Parada no balcão do check-in, inquieta por partir, oiço as vozes daqueles para quem o cancelamento das ligações aéreas significa algo muito diferente da alteração de uma reunião ou um compromisso: o adiamento de uma operação esperada há mais de um ano; a falha a uma ou mais sessões de quimioterapia; a continuação da espera pela intervenção urgente para manter a visão.
Sei, ninguém tem culpa, como refere até à exaustão o funcionário da SATA: é a nuvem. A natureza. Quiçá Deus. E recordo o belíssimo poema de Carl Sandburg, Anna Imroth:
Cross the hands over the breast here--so.
Straighten the legs a little more--so.
And call for the wagon to come and take her home.
Her mother will cry some and so will her sisters and
brothers.
But all of the others got down and they are safe and
this is the only one of the factory girls who
wasn't lucky in making the jump when the fire broke.
It is the hand of God and the lack of fire escapes. *
Não me fio na mão de Deus. Prefiro as saídas de emergência.
* Cruzem-lhe as mãos sobre o peito - assim.
Endireitem-lhe um pouco mais as pernas - assim.
E chamem o carro para a levar para casa.
A mãe dele irá chorar e também as suas irmãs e irmãos.
Mas todos os outros saíram e estão bem
e ela foi a única rapariga da fábrica que
não conseguiu saltar quando o fogo irrompeu.
Andou aqui a mão de Deus - e a falta de uma saída de emergência.
(A tradução segue de memória - ou seja, com possíveis falhas - uma excelente tradução de Alexandre O'Neill.)
20/05/10
Subscrever:
Enviar feedback (Atom)
2 comentários:
Bem metido, o teu post, Diana.
Eu estou como tu.

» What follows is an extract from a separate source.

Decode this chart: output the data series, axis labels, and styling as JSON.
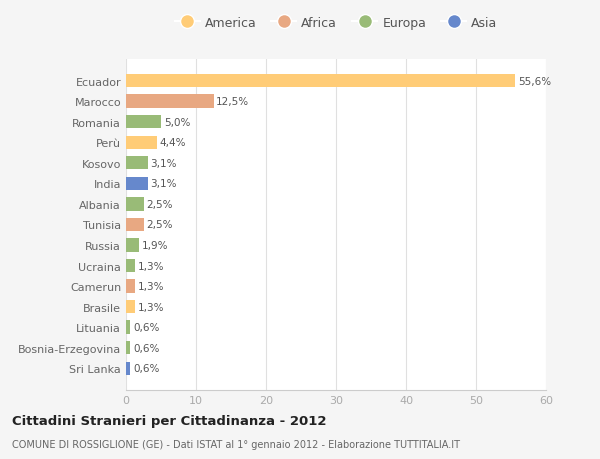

Não me fio na mão invisível da economia nem nos seus efeitos automáticos; prefiro a acção democrática manifesta e a sua criação lúcida - ou imaginação criadora instituinte.
E que invejável memória, camarada! (este blogue é filosófico: pratica a liberdade de pontuação do espanto, ainda que, no meu caso, por excepção, como aqui sucede).
Abraço
miguel
Obrigada, Miguel. Espero que a minha memória - infelizmente menos invejável do que a fazes - não tenha traído a tradução do O'Neill: se a colectânea de poemas do Sandburg em que surge Anna Imroth é notável, a tradução do O'Neill consegue ainda melhorá-la. Devo ao O'Neill a gentileza de me ter dado uma fotocópia do exemplar que lhe restava, já que nunca consegui encontrar o livro.
E não resisto a copiar para aqui a tradução de Chicago:
Chacinadora de porcos para o mundo,
fabricante de máquinas, ensiladora de trigo,
tu que brincas com as ferrovias e transportas os produtos do país:
tumultuosa, grosseira, sempre aos gritos,
ó cidade das costas largas:
Dizem-me que és selvagem e eu acho que sim: vi as tuas mulheres
pintadas seduzirem os rapazes do campo à luz dos lampiões.
Dizem-me que és injusta e eu respondo: é verdade; vi pistoleiros matarem e ficarem livres para continuarem a matar.
E dizem-me que és brutal. A minha resposta é: nas caras
das mulhares e das crianças vi as marcas de uma fome tenaz.
Foi o que respondi. E voltando-me mais uma vez para aqueles que escarnecem da minha
cidade, por meu turno escarneci deles, dizendo:
Mostrai-me outra cidade que de cabeça levantada cante assim, orgulhosa de estar viva e de ser rumorosa e forte e astuta.
Lançando magnéticas pragas, acumulando afadigamente fainas sobre fainas, eis a grande ardorosa lutadora erguendo-se viva entre as pequenas cidades efeminadas;
feroz como um mastim de língua pendente, pronto para o assalto, ardilosa como um selvagem que defronta a hostilidade do deserto,
de cabeça nua
amontoas
arrasas
planificas
constróis, destróis, reconstróis,
por entre o fumo, a boca cheia de pó, rindo com brancos dentes,
sob o peso terrível do destino rindo como riem os jovens,
rindo como ri um lutador ignorante que nunca perdeu um combate.
rindo gabarola, rindo de sentires o sangue a pulsar-te nas veias,
rindo de sentires no peito o coração do povo!
Rindo o sonoro, rude, tempestuoto riso da mocidade semi-nua, suarenta, orgulhosa de seres a chacinadora de porcos para o mundo, a fabricante de máquinas, a cidade que brinca com as ferrovias e transporta os produtos do país.